RONCO BIELLESE ESALTA CARMELO CERRUTO

CARMELO CERRUTO alla CONQUISTA del CASTELLO

 

Il 13 maggio scorso Giove Pluvio e tutti gli Dei dell’Olimpo si unirono e scatenarono la loro ira su Ronco Biellese riversando in mezz’ora il quantitativo d’acqua che generalmente cade in un mese…chissà poi perché…chissà poi per quale motivo neanche che Stefano Acquadro anima e core della manifestazione ed infaticabile presidente tutto fare del comitato ACSI di Biella, fosse un ricercato peggio di Totò Riina, causando l’annullamento ed il rinvio della gara biellese.           Ma il buon Stefano non si è certo perso d’animo e, passato il primo momento di comprensibile sconforto, ha ricominciato a lavorare e cercare una data per il recupero.       Vagliate alcune possibilità per evitare concomitanze con tornei di calcio e tennis, tenendo conto che il centro sportivo di Ronco è molto frequentato, la scelta è caduta su sabato 23 giugno, data per certi versi non molto fortunata visto che è la vigilia dei campionati italiani XC targati ACSI e di alcune rinomate gran fondo ma tant’è, altro spazio non c’era.

E allora si ripuliscono i sentieri, si riposiziona la segnaletica, si scende ai soliti compromessi con i vari proprietari dei terreni attraversati e la gara può finalmente vedere la sua disputa.
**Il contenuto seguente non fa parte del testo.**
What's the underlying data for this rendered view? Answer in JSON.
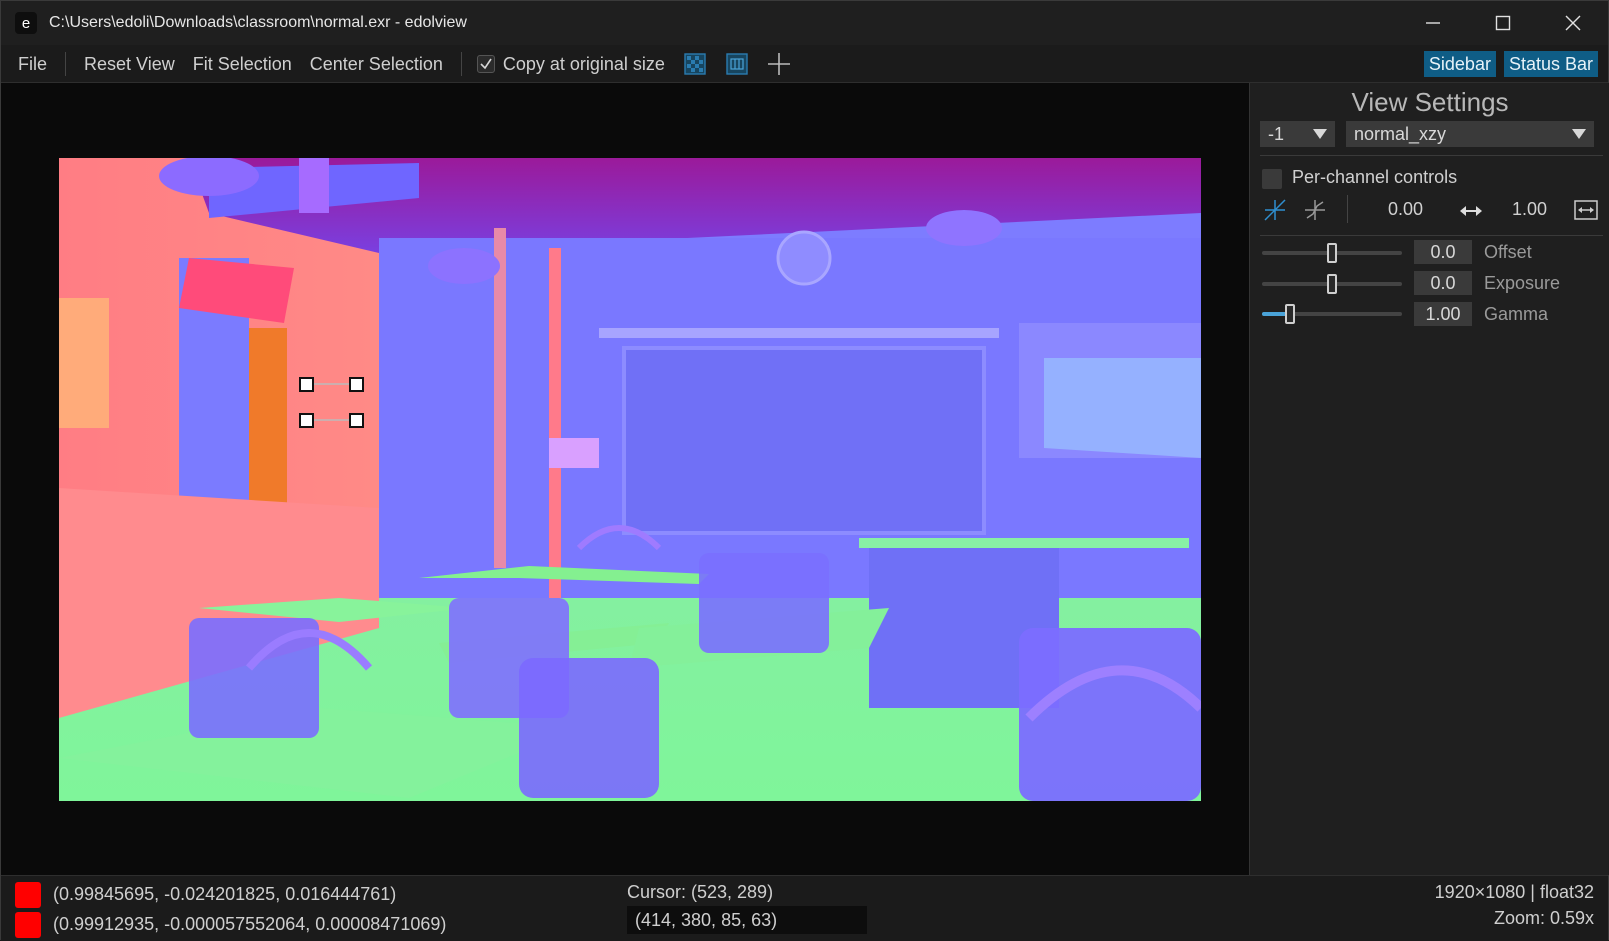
{
  "window": {
    "app_icon_letter": "e",
    "title": "C:\\Users\\edoli\\Downloads\\classroom\\normal.exr - edolview"
  },
  "menubar": {
    "file": "File",
    "reset_view": "Reset View",
    "fit_selection": "Fit Selection",
    "center_selection": "Center Selection",
    "copy_original_size": "Copy at original size",
    "copy_original_checked": true,
    "sidebar_toggle": "Sidebar",
    "statusbar_toggle": "Status Bar"
  },
  "sidebar": {
    "title": "View Settings",
    "channel_index": "-1",
    "colormap": "normal_xzy",
    "per_channel_label": "Per-channel controls",
    "per_channel_checked": false,
    "range_min": "0.00",
    "range_max": "1.00",
    "params": [
      {
        "label": "Offset",
        "value": "0.0",
        "slider_fraction": 0.5
      },
      {
        "label": "Exposure",
        "value": "0.0",
        "slider_fraction": 0.5
      },
      {
        "label": "Gamma",
        "value": "1.00",
        "slider_fraction": 0.2
      }
    ]
  },
  "status": {
    "pixel_values_1": "(0.99845695, -0.024201825, 0.016444761)",
    "pixel_values_2": "(0.99912935, -0.000057552064, 0.00008471069)",
    "swatch_color_1": "#ff0000",
    "swatch_color_2": "#ff0000",
    "cursor": "Cursor: (523, 289)",
    "selection": "(414, 380, 85, 63)",
    "image_info": "1920×1080 | float32",
    "zoom": "Zoom: 0.59x"
  }
}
Peccato che solo in 69 hanno risposto presente e si sono schierati ai nastri di partenza.

Con la cronaca della gara partiamo dai giovanissimi della categoria primavera dove la contesa tra gli 8 partenti si è accesa fin dai primi metri con la partenza a razzo del giovanissimo Jacopo Barbotti che ha costretto il resto della truppa ad un affannoso inseguimento fino a metà della dura salita verso il castello del bric. La corsa ha poi preso la solita piega con il trio delle meraviglie composto dal campione in carica del master Alessandro Viaretti ed i granatieri di casa Pagliughi Alberto Barengo ed Edoardo Loggia a menare le danze.  I tre al comando hanno fatto il vuoto fino agli ultimi metri di gara dove, in una curva a destra, Viaretti scivolava e subiva anche la caduta della catena giocandosi la possibilità della vittoria.       A vincere ci ha pensato Alberto Barengo che va a precedere di pochi secondi il compagno di squadra Edoardo Loggia ed un deluso Alessandro Viaretti.

Gloria Manzoni oggi se l’è presa comoda vincendo la categoria primavera femminile ma senza dannarsi l’anima più di tanto visto che l’impegno di domani è di quelli che valgono una stagione.

Anche tra i debuttanti l’impegno odierno per Giacomo Cavalieri è visto come un allenamento e così Loris Carchia cerca di approfittarne insidiando la leadership almeno nel primo giro ma nel corso del secondo Cavalieri rimette le cose a posto e va a vincere precedendo Carchia e Gabriele Giuliano.

Il miglior tempo sui 2 giri lo stampa il super A Giuliano Garlaschè in poco più di 51 minuti che va a precedere Giovanni Giachetti e Gianni Roncon.

Nei superg B Armando Campesato mette tutti d’accordo precedendo Pier Luigi Brunelli e Fedele Pignataro.

2 sole donne in gara oggi e vittoria per Patrizia di Massimo che surclassa nettamente Monica Grendene anche lei con la mente rivolta agli italiani di domani.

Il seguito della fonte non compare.